Possibilities of the new scenarios:

---

ATStat originated from three strands of knowledge: (1) a set of principles for learning statistics, (2) the Prepare for Future Learning approach, and (3) the direct manipulation interaction style.

(1) Principles for learning statistics:

In 1995, Joan Garfield synthesized a set of principles for learning statistics based on the literature in statistical research and psychological research. This set of principles is also re-validated in 2007 by Garfield and her colleague Dani Ben-Zvi. The following principles from their research inspire ATStat:

a. Letting students actively analyze data

b. Allowing students to guess and predict the outcome before being confronted with actual results

c. Using technology to visualize and explore data and statistical models.

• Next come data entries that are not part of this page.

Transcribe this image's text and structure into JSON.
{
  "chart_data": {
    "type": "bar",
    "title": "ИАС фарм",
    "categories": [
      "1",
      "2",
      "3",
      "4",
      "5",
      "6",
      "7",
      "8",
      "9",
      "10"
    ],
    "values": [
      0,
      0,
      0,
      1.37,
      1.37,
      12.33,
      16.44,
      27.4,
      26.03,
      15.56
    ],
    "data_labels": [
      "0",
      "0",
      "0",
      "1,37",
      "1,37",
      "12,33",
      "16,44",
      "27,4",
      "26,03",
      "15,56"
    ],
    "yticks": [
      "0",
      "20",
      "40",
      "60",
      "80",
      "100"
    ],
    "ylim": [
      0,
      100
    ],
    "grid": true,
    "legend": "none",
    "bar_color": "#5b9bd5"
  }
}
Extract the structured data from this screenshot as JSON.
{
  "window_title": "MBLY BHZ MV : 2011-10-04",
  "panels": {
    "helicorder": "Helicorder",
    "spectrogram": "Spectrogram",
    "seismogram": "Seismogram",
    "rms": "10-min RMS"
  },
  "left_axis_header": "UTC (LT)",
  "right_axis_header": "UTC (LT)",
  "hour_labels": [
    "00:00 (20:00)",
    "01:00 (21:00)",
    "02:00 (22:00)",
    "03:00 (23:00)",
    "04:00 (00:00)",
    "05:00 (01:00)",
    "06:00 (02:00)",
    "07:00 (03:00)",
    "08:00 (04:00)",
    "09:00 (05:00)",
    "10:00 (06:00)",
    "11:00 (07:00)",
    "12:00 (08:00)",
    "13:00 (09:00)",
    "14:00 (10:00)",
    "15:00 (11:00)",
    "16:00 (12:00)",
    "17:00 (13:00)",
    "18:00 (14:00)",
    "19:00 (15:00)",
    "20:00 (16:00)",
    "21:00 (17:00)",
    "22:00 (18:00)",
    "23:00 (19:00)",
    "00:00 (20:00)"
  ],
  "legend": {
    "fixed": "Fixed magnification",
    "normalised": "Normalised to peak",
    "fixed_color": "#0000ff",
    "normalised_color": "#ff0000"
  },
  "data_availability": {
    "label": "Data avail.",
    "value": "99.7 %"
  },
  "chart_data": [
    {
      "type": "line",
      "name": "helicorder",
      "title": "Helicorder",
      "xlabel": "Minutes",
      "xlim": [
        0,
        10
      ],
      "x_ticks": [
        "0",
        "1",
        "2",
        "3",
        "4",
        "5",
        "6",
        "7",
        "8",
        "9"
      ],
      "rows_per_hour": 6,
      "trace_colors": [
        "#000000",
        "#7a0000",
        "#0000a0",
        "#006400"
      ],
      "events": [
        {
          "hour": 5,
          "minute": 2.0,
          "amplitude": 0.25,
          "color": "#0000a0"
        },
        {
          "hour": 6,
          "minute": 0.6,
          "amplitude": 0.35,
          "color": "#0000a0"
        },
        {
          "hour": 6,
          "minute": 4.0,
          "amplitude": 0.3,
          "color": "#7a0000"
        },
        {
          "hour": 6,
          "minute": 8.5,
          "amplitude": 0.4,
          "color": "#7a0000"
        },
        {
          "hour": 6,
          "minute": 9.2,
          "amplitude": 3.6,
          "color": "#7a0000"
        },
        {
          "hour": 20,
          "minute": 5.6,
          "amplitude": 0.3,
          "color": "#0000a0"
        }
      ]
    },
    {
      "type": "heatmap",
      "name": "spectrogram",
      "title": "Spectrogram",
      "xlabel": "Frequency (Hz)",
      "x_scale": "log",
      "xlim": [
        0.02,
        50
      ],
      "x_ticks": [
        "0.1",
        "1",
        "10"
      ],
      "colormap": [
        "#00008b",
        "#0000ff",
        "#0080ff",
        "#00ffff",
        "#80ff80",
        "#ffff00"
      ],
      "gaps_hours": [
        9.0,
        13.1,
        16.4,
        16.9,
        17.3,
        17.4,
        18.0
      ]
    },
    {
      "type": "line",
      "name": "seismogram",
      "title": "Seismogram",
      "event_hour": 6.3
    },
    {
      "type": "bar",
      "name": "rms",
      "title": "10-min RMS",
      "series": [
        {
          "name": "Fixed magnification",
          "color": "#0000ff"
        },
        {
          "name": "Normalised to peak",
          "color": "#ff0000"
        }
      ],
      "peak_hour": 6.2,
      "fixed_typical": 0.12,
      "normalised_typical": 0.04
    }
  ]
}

(2) Prepare for Future Learning (PFL):

Classroom teaching usually lets students do exercises after a lecture. This is called the tell-and-practice (T&P) approach. In the PFL approach (Bransford and Schwartz, 1999), students use learning materials that provide contrasting cases for them to hypothesize about the phenomena of interest before the lecture. In the lecture, students contrast their hypotheses with the explanation from the lecturer. The preparation activity encourages students to create a necessary cognitive structure to integrate information from the lecture. PFL has been shown to be more effective than T&P for learning descriptive statistics (Schwartz & Martin, 2004) and neuroscience (Schneider et al., 2013). As illustrated in the scenario above, ATStat is a playground for PFL and for practice after learning.

(3) Direct manipulation:

Imagine using a mouse cursor to drag an icon of a file on the screen and dropping it into a folder. This is an example of the direct manipulation interface. The characteristics of direct manipulation interface are a) continuous visual representation of the object of interest, b) use of physical actions to manipulate the representation, and b) providing continuous feedback and reversible, incremental actions. In the file-moving example, the icons of the file and the folder are the visual representations; the drag-and-drop is a physical action; the fact that the file icon moves on the screen as the mouse cursor moves is the continuous feedback, which is reversible and incremental. Direct manipulation interfaces reduce the “gulf of execution” (between what the user meant to do and the action that he takes) as well as the “gulf of evaluation” (between what the system meant to communicate and the output shown on the screen, and between the output and the users’ interpretation) (Hutchins et al., 1985). Direct manipulation interfaces are easy to learn and encourage exploration (Shneiderman, 2010 and Sharp et al, 2007). ATStat allows students to directly manipulate data points and receive incremental feedback of the statistical result.